A final word on the new Biology paper as it related to the use of references. Recently, I ran across a paper called "The Memory of Science: Inflation, Myopia, and the Knowledge Network" [6], which introduced me to the statistical definition of citation age. This inspired me to calculate the citation age of all journal references from three papers: Toy Models, Quantifying Mosaic Development, and a Nature Reviews Neuroscience paper from Bohil, Alicea (me), and Biocca, published in 2011. This was used as an analytical control -- as it is a review, it should contain papers which are older than the contemporary literature. Here are the age distributions for all three papers.

Distribution of Citation Ages from "Toy Models for Macroevolutionary Patterns and Trends" (circa 2014).

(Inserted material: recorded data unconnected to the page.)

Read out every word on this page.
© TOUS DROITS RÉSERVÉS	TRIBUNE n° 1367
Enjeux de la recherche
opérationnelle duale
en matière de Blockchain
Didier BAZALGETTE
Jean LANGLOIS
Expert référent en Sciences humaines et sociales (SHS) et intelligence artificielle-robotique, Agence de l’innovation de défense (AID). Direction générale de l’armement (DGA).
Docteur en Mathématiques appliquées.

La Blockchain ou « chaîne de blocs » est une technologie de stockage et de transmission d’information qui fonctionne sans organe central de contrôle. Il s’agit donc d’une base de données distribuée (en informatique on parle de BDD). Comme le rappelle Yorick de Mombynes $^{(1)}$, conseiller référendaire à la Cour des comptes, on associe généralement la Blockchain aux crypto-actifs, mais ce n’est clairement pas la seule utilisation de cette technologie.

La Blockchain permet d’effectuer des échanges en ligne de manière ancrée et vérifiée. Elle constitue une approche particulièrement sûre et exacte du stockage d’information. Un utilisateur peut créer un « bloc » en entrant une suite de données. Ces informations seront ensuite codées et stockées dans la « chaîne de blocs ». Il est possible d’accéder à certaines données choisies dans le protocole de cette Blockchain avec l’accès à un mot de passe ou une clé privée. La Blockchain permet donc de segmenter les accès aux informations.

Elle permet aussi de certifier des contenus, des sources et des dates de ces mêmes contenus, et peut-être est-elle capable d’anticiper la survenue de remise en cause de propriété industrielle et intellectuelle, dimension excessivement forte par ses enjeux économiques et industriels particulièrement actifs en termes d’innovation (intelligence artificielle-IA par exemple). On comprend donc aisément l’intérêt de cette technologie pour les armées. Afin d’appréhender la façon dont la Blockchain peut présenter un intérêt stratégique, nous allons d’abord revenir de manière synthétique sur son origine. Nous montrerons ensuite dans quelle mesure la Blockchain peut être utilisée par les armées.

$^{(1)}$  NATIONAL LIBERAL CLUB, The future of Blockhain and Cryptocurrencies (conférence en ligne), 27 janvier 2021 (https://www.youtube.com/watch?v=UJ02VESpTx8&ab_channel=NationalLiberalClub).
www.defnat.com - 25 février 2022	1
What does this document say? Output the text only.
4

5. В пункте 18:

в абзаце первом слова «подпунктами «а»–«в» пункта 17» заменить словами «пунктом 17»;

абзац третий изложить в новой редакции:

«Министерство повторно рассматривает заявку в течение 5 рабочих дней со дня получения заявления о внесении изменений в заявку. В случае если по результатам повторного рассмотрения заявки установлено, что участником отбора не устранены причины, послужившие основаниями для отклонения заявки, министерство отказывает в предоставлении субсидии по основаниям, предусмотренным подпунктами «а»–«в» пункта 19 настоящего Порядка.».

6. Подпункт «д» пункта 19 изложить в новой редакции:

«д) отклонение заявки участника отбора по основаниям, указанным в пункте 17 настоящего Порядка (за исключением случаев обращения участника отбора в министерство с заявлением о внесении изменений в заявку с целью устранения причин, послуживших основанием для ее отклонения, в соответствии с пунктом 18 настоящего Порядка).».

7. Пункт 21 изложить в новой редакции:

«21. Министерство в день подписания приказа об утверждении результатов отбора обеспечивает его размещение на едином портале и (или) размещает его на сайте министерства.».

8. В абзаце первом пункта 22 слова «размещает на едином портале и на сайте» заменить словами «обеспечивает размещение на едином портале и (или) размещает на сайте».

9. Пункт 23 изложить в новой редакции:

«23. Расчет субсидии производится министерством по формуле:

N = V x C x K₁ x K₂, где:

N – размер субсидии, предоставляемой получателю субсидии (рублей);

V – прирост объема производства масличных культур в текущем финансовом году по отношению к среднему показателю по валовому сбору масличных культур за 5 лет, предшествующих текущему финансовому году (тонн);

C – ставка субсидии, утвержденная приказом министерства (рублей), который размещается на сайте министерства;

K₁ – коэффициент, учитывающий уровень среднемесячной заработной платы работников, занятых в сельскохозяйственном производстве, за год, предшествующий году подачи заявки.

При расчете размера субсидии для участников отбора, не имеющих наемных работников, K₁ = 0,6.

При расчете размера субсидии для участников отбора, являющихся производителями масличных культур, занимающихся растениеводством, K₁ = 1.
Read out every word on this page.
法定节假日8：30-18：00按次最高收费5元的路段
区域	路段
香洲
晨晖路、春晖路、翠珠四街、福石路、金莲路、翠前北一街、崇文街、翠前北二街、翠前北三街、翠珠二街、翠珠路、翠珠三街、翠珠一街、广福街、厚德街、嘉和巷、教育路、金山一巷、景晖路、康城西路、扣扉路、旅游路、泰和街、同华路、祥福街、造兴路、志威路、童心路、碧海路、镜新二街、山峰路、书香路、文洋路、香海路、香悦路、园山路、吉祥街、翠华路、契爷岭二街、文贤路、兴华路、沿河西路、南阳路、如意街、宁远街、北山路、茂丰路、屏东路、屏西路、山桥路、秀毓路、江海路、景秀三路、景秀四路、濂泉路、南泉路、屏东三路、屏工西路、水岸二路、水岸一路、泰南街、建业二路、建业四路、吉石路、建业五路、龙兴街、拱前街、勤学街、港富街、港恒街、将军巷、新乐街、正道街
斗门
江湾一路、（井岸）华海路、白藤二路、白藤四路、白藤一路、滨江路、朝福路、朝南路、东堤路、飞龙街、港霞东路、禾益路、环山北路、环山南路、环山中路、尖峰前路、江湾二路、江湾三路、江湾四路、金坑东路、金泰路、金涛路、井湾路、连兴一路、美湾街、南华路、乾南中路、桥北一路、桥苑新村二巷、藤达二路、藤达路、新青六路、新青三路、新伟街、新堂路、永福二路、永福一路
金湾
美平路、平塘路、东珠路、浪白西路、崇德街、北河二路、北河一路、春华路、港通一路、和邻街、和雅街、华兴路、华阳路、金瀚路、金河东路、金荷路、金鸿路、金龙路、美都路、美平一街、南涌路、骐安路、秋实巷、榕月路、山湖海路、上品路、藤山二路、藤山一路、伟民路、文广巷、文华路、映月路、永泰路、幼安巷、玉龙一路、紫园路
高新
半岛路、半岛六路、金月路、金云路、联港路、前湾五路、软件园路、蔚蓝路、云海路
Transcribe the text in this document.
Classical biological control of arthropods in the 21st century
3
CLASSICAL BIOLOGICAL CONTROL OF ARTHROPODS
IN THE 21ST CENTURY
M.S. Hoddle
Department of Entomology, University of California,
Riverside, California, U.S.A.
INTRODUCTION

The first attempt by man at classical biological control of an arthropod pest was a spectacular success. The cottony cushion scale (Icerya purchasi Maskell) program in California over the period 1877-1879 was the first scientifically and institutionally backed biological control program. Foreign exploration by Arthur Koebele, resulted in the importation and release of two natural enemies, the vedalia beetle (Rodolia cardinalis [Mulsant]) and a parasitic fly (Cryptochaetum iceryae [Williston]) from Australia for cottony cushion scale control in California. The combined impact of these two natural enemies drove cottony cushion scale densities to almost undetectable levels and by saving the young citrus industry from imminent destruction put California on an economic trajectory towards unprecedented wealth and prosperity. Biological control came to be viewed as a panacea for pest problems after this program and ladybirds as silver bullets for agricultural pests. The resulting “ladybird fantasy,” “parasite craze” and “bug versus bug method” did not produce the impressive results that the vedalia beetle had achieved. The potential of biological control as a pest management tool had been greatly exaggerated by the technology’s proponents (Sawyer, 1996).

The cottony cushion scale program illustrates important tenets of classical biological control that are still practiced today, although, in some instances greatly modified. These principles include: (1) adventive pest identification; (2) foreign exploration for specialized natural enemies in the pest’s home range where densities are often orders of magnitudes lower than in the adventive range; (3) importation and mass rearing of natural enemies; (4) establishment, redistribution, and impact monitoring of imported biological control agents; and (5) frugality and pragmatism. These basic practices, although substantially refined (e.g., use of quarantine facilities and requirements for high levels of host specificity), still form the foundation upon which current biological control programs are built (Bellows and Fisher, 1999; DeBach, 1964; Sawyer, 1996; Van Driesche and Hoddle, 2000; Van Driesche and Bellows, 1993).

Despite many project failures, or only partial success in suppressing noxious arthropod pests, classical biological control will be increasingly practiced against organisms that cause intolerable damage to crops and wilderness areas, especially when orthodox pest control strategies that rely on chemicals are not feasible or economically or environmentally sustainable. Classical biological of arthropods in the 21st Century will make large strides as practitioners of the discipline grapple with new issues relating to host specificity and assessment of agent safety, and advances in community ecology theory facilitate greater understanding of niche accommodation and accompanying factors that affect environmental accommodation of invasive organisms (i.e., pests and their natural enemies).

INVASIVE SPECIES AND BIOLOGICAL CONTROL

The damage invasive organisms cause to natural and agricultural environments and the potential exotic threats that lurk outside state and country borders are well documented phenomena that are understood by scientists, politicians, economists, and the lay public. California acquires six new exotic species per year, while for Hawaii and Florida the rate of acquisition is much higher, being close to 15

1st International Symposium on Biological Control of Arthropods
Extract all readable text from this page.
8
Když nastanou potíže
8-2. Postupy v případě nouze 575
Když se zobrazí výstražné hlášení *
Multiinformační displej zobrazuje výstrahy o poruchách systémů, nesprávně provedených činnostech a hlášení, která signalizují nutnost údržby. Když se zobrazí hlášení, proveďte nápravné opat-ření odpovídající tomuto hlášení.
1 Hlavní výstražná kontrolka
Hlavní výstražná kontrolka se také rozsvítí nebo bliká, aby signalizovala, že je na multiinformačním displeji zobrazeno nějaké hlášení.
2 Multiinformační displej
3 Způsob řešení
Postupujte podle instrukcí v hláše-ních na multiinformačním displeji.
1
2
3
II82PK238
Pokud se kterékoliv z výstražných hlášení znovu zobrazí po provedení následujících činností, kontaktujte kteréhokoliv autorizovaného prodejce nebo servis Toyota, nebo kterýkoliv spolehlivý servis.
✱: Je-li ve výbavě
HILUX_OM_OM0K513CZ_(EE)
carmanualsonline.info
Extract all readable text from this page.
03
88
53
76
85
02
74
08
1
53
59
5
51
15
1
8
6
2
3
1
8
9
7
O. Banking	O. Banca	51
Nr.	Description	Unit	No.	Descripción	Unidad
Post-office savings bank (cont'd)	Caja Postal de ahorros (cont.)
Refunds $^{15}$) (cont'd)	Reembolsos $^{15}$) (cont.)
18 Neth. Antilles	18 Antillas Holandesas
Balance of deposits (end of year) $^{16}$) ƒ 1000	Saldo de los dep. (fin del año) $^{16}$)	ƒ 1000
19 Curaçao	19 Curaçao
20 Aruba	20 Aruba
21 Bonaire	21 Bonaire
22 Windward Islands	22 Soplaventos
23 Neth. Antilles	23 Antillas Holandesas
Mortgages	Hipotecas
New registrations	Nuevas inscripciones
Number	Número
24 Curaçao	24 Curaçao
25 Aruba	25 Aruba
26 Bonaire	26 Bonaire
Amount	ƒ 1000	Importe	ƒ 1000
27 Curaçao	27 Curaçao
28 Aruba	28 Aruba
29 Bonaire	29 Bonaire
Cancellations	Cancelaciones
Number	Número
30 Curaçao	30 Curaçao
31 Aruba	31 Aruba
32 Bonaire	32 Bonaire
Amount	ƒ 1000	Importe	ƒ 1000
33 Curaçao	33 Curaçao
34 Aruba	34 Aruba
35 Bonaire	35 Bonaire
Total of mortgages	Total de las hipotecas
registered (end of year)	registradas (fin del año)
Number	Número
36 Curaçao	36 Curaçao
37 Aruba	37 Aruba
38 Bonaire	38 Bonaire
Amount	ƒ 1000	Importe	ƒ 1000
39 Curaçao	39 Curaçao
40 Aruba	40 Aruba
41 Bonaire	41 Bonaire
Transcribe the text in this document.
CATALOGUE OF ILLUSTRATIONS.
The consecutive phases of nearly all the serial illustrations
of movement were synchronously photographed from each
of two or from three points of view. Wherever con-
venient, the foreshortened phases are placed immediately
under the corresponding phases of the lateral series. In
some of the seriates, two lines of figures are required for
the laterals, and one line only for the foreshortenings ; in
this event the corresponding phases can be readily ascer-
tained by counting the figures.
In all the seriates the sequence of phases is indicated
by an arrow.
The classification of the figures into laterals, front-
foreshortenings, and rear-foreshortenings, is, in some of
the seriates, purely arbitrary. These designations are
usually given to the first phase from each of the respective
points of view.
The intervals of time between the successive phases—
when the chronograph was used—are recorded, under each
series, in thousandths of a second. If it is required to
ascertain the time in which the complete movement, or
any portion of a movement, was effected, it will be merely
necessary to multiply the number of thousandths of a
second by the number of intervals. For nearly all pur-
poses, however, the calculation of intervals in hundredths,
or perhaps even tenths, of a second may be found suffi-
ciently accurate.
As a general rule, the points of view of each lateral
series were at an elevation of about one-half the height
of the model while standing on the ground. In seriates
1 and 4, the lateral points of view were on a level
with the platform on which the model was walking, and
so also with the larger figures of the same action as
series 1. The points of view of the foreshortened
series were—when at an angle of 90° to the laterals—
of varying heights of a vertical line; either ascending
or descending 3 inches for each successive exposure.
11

Distribution of Citation Ages from "Quantifying Mosaic Development: Towards an Evo-Devo Postmodern Synthesis of the Evolution of Development Via Differentiation Trees of Embryos" (circa 2016).

Distribution of Citation Ages from "Virtual Reality in Neuroscience Research and Therapy" (circa 2011).

What is interesting here is that both "Toy Models" and "Quantifying Mosaic Development" show a long tail with respect to age, while the review article shows very little in terms of a distributional tail. While there are differences in topical literatures (the VR and associated perceptual literature is not that old, after all) that influence the result, it seems that the recurrent academic Terminators utilize the literature in a way somewhat differently than most contemporary research papers. While the respect for history is somewhat author and topically dependent, it does seem to add a extra dimension to the research.

[1] the Toy Models paper was part of a Biosystems special issue called "Patterns in Evolution".

[2] This is a Terminator metaverse reference, in which the Terminator comes back every ten years to cause, effect, and/or stop Judgement Day.

[3] Gittleman, J.L. and Luh, H. (1992). On Comparing Comparative Methods. Annual Review of Ecology and Systematics, 23, 383-404.

[4] Alicea, B., Portegys, T.E., and Gordon, R. (2016). Information Isometry Technique Reveals Organizational Features in Developmental Cell Lineages. bioRxiv, doi:10.1101/062539

[5] Alicea, B. and Gordon, R. (2016). Quantifying Mosaic Development: Towards an Evo-Devo Postmodern Synthesis of the Evolution of Development Via Differentiation Trees of Embryos. Biology, 5(3), 33.

[6] Pan, R.K., Petersen, A.M., Pammolli, F., and Fortunato, S. (2016). The Memory of Science: Inflation, Myopia, and the Knowledge Network. arXiv, 1607.05606.